Lancia, du mythe historique à la décadence moderne

Vincenzo Lancia pilote

La « Lance » – dans la langue de Boccace -, a longtemps transpercé le cœur des amateurs d’automobiles. Il faut dire qu’entre audace technique, stylistique et réussite sportive, la matière pour forger un mythe à l’italienne comme on les aime était dense. Hélas, depuis plus de deux décennies, celui-ci n’est relégué qu’au statut de relique.

Vincenzo Lancia a tout juste 25 ans lorsqu’il fonde son entreprise en 1906. Ce fils de bonne famille, dont le père est un prospère industriel installé dans le nord de l’Italie, se prend de passion dès le plus jeune âge pour la mécanique, démontrant dans ce domaine des prédispositions étonnantes. Celles-ci retiennent l’attention de Giovanni Ceirano, autre explorateur de l’objet automobile de l’autre côté des Alpes, dont l’activité peut être rattachée à la naissance de FIAT (Fabbrica Italiana Automobili Torino) à l’aube du XXème siècle. Le jeune Vincenzo se retrouve intégré au projet en qualité d’apprenti-mécanicien. De là naît le premier lien entre les deux grands constructeurs turinois, qui se retrouveront les années 70 approchant.

  • Les premières Lancia qui ont jalonné l’émergence de la marque :
Calandre Lancia Alpha Touring

Calandre de la Lancia Alpha (1907), première-née des ateliers de Vincenzo Lancia.

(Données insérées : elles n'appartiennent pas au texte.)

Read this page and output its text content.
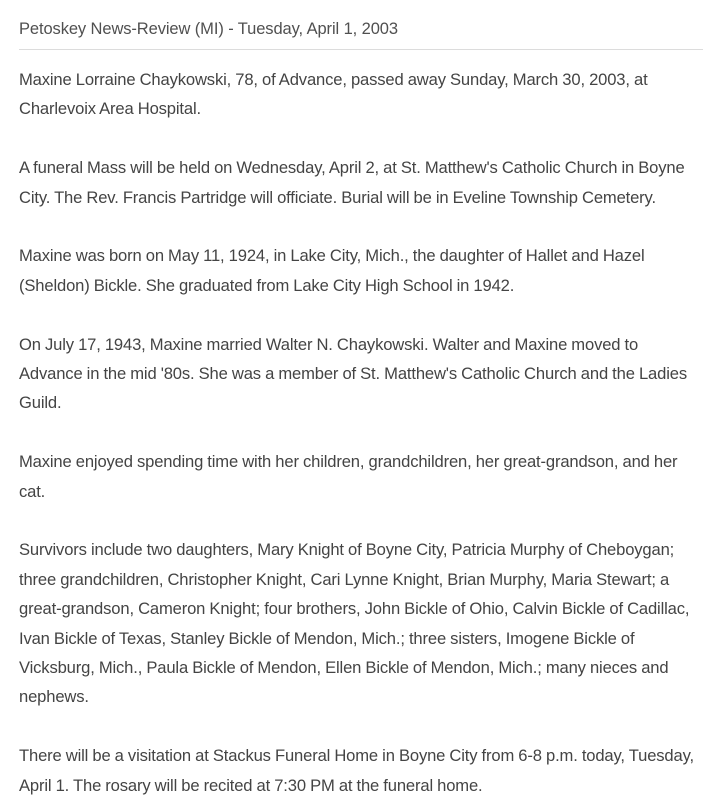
Petoskey News-Review (MI) - Tuesday, April 1, 2003

Maxine Lorraine Chaykowski, 78, of Advance, passed away Sunday, March 30, 2003, at Charlevoix Area Hospital.

A funeral Mass will be held on Wednesday, April 2, at St. Matthew's Catholic Church in Boyne City. The Rev. Francis Partridge will officiate. Burial will be in Eveline Township Cemetery.

Maxine was born on May 11, 1924, in Lake City, Mich., the daughter of Hallet and Hazel (Sheldon) Bickle. She graduated from Lake City High School in 1942.

On July 17, 1943, Maxine married Walter N. Chaykowski. Walter and Maxine moved to Advance in the mid '80s. She was a member of St. Matthew's Catholic Church and the Ladies Guild.

Maxine enjoyed spending time with her children, grandchildren, her great-grandson, and her cat.

Survivors include two daughters, Mary Knight of Boyne City, Patricia Murphy of Cheboygan; three grandchildren, Christopher Knight, Cari Lynne Knight, Brian Murphy, Maria Stewart; a great-grandson, Cameron Knight; four brothers, John Bickle of Ohio, Calvin Bickle of Cadillac, Ivan Bickle of Texas, Stanley Bickle of Mendon, Mich.; three sisters, Imogene Bickle of Vicksburg, Mich., Paula Bickle of Mendon, Ellen Bickle of Mendon, Mich.; many nieces and nephews.

There will be a visitation at Stackus Funeral Home in Boyne City from 6-8 p.m. today, Tuesday, April 1. The rosary will be recited at 7:30 PM at the funeral home.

Lancia & C. Fabbrica Automobili, l’innovation dans ses gènes

Dès le départ, Lancia s’inscrit dans une quête de performance. L’Epsilon et la Theta permettent ainsi de franchir allègrement la barre des 100 km/h, ce qui est assez remarquable pour des voitures de grand tourisme de cette époque.

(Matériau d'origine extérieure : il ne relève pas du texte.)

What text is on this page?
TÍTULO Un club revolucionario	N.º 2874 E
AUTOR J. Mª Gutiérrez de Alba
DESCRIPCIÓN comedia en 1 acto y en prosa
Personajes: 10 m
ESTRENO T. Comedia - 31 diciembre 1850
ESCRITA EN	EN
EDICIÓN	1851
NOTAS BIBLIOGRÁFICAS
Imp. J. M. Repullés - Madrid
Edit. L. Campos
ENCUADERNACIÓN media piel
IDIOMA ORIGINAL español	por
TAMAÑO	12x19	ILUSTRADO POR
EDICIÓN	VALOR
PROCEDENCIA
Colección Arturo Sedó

Mais il ne s’agit pas de la seule voie qui guida Vincenzo Lancia dans l’élaboration de ses créations qui se sont également distinguées par leur confort. En ce sens, la Lambda et ses suspensions indépendantes, proposée en 1921, se présente même comme révolutionnaire. Une idée qui serait venue à l’esprit de l’industriel alors qu’il franchissait les difficiles routes de montagne menant à la résidence secondaire familiale perchée dans le relief alpin, en compagnie de sa mère.

Une double ambition qui restera le leitmotiv de la marque, dont le succès ne cesse de croître à partir des années 30. Hélas, la disparition prématurée de son fondateur à 55 ans, ne lui permettra pas de l’apprécier.

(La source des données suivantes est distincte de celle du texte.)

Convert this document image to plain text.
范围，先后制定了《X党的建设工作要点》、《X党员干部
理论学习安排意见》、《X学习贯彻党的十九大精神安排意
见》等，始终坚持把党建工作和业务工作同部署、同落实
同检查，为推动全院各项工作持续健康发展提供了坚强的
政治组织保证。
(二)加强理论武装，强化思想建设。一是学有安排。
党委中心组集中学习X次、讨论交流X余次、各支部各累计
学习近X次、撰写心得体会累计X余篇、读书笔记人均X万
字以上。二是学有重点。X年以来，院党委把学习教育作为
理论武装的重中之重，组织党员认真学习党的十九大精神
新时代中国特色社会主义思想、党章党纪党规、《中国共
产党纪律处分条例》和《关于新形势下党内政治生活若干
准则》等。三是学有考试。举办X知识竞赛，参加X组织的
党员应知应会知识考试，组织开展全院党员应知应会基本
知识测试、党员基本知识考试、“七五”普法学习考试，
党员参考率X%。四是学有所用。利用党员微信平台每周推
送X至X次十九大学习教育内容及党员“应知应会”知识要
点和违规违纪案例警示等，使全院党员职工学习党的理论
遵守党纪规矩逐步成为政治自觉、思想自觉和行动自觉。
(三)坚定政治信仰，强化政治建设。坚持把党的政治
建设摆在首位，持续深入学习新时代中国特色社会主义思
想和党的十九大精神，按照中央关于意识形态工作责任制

Vincenzo Lancia pilote sur Fiat en 1907

À l’instar d’un célèbre argentin ou d’un plus contemporain australien, Vincenzo Lancia ne s’est pas seulement fait remarqué dans les ateliers piémontais. Il courut également au volant de FIAT au cours de différentes courses d’endurance ou de côte. Sa carrière fut toutefois brève, puisqu’elle s’interrompit dès 1909, préférant s’adonner exclusivement à l’établissement de son entreprise.

  • Quelques belles qui ont fait la réputation de Lancia en matière de luxe, de confort et de performances dans les années 30 :
Lancia Artena (1931)

Lancia Artena (1931) : érigée comme le haut de gamme de la marque, cette imposante berline a brillé par sa fiabilité. On lui prête ainsi la prouesse d’avoir été la première voiture à franchir les 100 000 km sans révision.

Lancia Astura "Lince" Blindo 1942

Lancia Astura Lince Blindo (1942)

Un acteur majeur de l’élégance italienne post-WWII

Lancia a joué un rôle important pour l’armée italienne à l’occasion des deux grands conflits mondiaux, en déclinant notamment des camions et autres automitrailleuses par le biais de sa branche Lancia Veicoli Speciali. Une dimension pas vraiment glamour dans laquelle le constructeur excella pourtant. Lancia ne s’en départira qu’avec l’intégration de la marque dans le groupe FIAT en 1969.

Mais c’est avant tout grâce à ses désirables voitures de grand tourisme que Lancia maintint au lendemain de la Seconde Guerre mondiale et jusqu’au aux années 80, son glorieux rang acquis durant l’Entre-deux-guerres. Le tout, grâce au concours des plus grands stylistes du moment – Bertone, Touring, Ghia, Vignale, Votti mais surtout Zagato, Pininfarina et Giugiaro. D’importants témoins de ces époques se retrouvent par ailleurs régulièrement à la une de nombreuses ventes aux enchères et autres concours d’élégance.

  • Quelques belles qui ont fait la réputation de Lancia en matière d’élégance dans les années 50-60 :

 

Essai de la Lancia Aurelia B24 Convertible de l’animateur américain Jay Leno, grand collectionneur automobile.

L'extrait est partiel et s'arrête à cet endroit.